I had the joy of joining one of the Vancouver Heritage Foundation’s walking tours. My work allows me to have Fridays off and I finally found an event I can attend on a Friday. This fall, the Vancouver Heritage Foundation is organizing two-part historic walks of Hastings Street. I missed part one in September, which was the Hastings West walk, but I jumped all over this Hastings East walk last Friday.
In this seventh and last part of the Historic Walking Tour along the Hastings East section, we encounter a recent human tragedy. Human tragedy is no stranger to the Downtown Eastside. Verna Simard was known as a strong advocate for better housing for women in the Downtown Eastside. People say she wanted to fight to make things better. She fell from the 6th floor of the Regent Hotel. Her death is almost exactly one year after the death of Ashley Machiskinic, who also fell to her death from the Regent Hotel. Both deaths are highly suspicious, although no suspects have been apprehended in either case.
A small shrine sits near the base of the Regent Hotel. Verna’s portrait centre amidst all the flowers, candles, and other memorial trinkets. We paid our respects and moved eastwards towards Main Street.
Our last stop is the grand old building on the corner of Main and Hastings – the Carnegie Centre It’s a somewhat forgotten building in my memory. I always know it’s there, but because of where it is in the city, I just don’t venture that way. The corner was bustling with people, though. Isn’t the sign of an active city an active street?
This is one of many buildings across the continent that bear the Carnegie name. Steel magnate, Andrew Carnegie, donated the money to build the sandstone edifice here. From the sidewalk on Hastings Street you can see stain glass windows, but muted. On the inside, the glass is a beautiful multi-colour filling the grand staircase with light. One of my fellow walkers commented, “more dead white men.” She herself was white. Indeed, more dead white men. They did write the early history of Vancouver after all. Not surprising to see their faces immortalized in stain glass. A much grander stain glass part way up the grand staircase showcased three giants of English literature – Milton, Shakespeare, and Spenser.
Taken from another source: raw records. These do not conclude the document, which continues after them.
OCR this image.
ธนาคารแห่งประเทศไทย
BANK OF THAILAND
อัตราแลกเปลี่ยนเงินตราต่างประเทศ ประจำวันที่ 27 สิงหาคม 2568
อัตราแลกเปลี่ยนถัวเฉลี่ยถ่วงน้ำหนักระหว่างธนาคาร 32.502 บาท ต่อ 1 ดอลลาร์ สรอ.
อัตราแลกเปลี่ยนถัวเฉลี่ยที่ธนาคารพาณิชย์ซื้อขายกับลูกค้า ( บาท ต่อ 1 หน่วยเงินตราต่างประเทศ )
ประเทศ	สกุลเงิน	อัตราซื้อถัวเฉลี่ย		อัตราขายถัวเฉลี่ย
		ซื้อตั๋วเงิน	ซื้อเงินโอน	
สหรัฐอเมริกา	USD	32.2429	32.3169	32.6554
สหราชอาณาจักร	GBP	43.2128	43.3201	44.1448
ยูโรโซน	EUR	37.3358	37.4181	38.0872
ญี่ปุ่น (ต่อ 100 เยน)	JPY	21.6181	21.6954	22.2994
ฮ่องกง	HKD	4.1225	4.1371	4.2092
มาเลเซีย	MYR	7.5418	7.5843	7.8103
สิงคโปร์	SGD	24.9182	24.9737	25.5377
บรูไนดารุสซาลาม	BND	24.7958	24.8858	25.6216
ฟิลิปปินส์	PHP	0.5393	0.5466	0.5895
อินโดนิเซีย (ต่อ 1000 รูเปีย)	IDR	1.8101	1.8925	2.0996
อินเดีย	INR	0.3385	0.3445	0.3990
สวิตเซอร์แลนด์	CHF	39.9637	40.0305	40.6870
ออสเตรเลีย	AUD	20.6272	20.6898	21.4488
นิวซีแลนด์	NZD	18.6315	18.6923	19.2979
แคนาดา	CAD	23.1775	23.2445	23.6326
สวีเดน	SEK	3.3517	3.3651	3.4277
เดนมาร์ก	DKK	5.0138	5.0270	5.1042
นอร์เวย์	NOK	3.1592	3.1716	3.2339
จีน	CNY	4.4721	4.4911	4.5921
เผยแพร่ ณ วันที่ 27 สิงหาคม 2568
The staircase here is an absolute hidden gem. White marble steps spiral up three storeys. Atop the staircase is a round window that let’s the sunshine shower down the staircase. It most definitely adds a dramatic effect when you look up from the bottom. As you ascend the staircase, you instantly notice how the steps seem to be tilting towards the centre of the spiral. Year upon year of use manifests itself in that tilt.
Interestingly, Vancouver’s early City Hall was right beside Carnegie Hall on Main Street. However, Chinatown was just next door. The eventual relocation of city hall suggests that it was not “appropriate” in those days for city hall to be next to an ethnic enclave. After City Hall moved out to the Fairview Slopes, this area of town started to change. The economic centre of Vancouver that used to reside here had moved westward.
The Washington Hotel, a beautiful example of the Chicago-style of architecture on the northwest corner of Hastings and Main, had just finished after the city hall had moved. It was meant to be in the middle of the hubbub of Vancouver. Unfortunately, it opened up to an area of town that started to wind its way down. And to this day, the Downtown Eastside has never been the same. Even though it is notoriously known as Canada’s poorest postal code, the residents of the Downtown Eastside are fiercely proud of what they have. In terms of heritage, history and architecture, there is much to be proud. In terms of all else we know about the neighbourhood, that is not my story to tell.